Describe your first day in parliament.
The Blue Scarf brigade from Teesside all travelled down on the train together, accompanied by the media, who also covered us in the next day as we walked into Parliament. It was quite surreal, but exciting also.
What made you realise you're a conservative and at what point?
I've been working for the party from the age of 10 delivering leaflets and helping at elections, I joined the Young Conservatives at 16 and have been involved ever since. Becoming an MP is the culmination of all those years of hard work through tough times and good, being loyal to the party who I believe represent the best chances for a bright future for our country. As a business owner keen to do good work in my community the Conservative party is my home. The party of freedom, liberty, and a proud nation.
What is the hardest thing you've had to overcome since becoming an MP?
The workload is immense, it is life at a hundred miles an hour and spread of home, constituency and London. It is constant juggling and constant change. It’s hard on our families. Finding time to switch off and have a break is incredibly hard to do especially in the social media age and 24 hour news.
Have you had any negative experiences due to your sexuality since becoming an MP, if so, how have you dealt with that?
I can categorically say that my sexuality has not been an issue from the moment I was selected. Naturally I was concerned that it would be, but we live in a more enlightened age and with so many other LGBT members of the House there is plenty of understanding support. It wasn’t always like this and our party has moved on incredibly far but there is still more to do.
Why is it important to have LGBT+ representation?

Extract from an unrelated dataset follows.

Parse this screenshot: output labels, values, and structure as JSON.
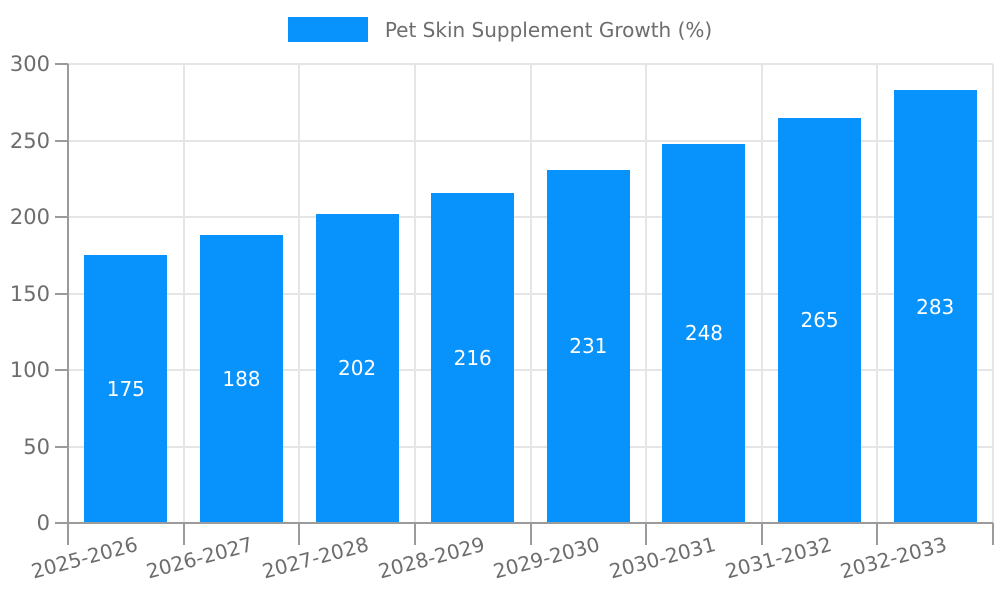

In a representative democracy it is important to have people from all sorts of backgrounds with different experiences and a minority sexuality representation is, in my view, important to bring that perspective to Parliament - not to be a single issue campaigner on it but to demonstrate to your constituents, your fellow members of the of the LGBT community, and the country, that we are here and visible and have a voice.
What are your hopes for the Global LGBT+ Rights Summit?
The summit is an exciting opportunity to showcase to the world how far the UK has come. Lord Nick Herbert is going to be an incredible Chair and I am hoping that a local school from Darlington will be able to showcase their LGBT focussed artwork.
How do you balance representing your constituents whilst also holding a portfolio?
The role of PPS is very compatible with the Commons being the eyes and ears of Ministers to backbench issues relevant to the portfolio. Listening is one of the most underrated skills in Politics but for PPSs its essential and I'm told I'm a good listener.
Some people believe that voters in red wall seats are naturally hesitant or even hostile to LGBT+ rights and people. Do you think this is a true narrative?
No, not at all. As I said earlier it hasn't been an issue for me. I simply work hard in my constituency and in Westminster. Darlington has a small but vibrant LGBT community and I think it is appreciated that they have an MP that they have something in common with.
What is your favourite thing about your constituency?
The people are incredible. Direct, hardworking and challenging which I welcome. Darington has a lot to be proud of - railways, heritage, history, architecture but also a great future to look forward to especially with the Treasury Economic campus being located here.
What do you get up to in your free time?
Love walking the dogs - Clemmie the Jack Russell, and Peppy and Ebony the Labradors. A perfect day is a homemade Sunday Lunch made by my husband Gareth, after a long walk with the dogs and then relaxing in front of an open fire. Sadly every Sunday is not like that but that’s what I do like to do.
What is your favourite biscuit?
Do I only get to choose one? It has to have chocolate on it.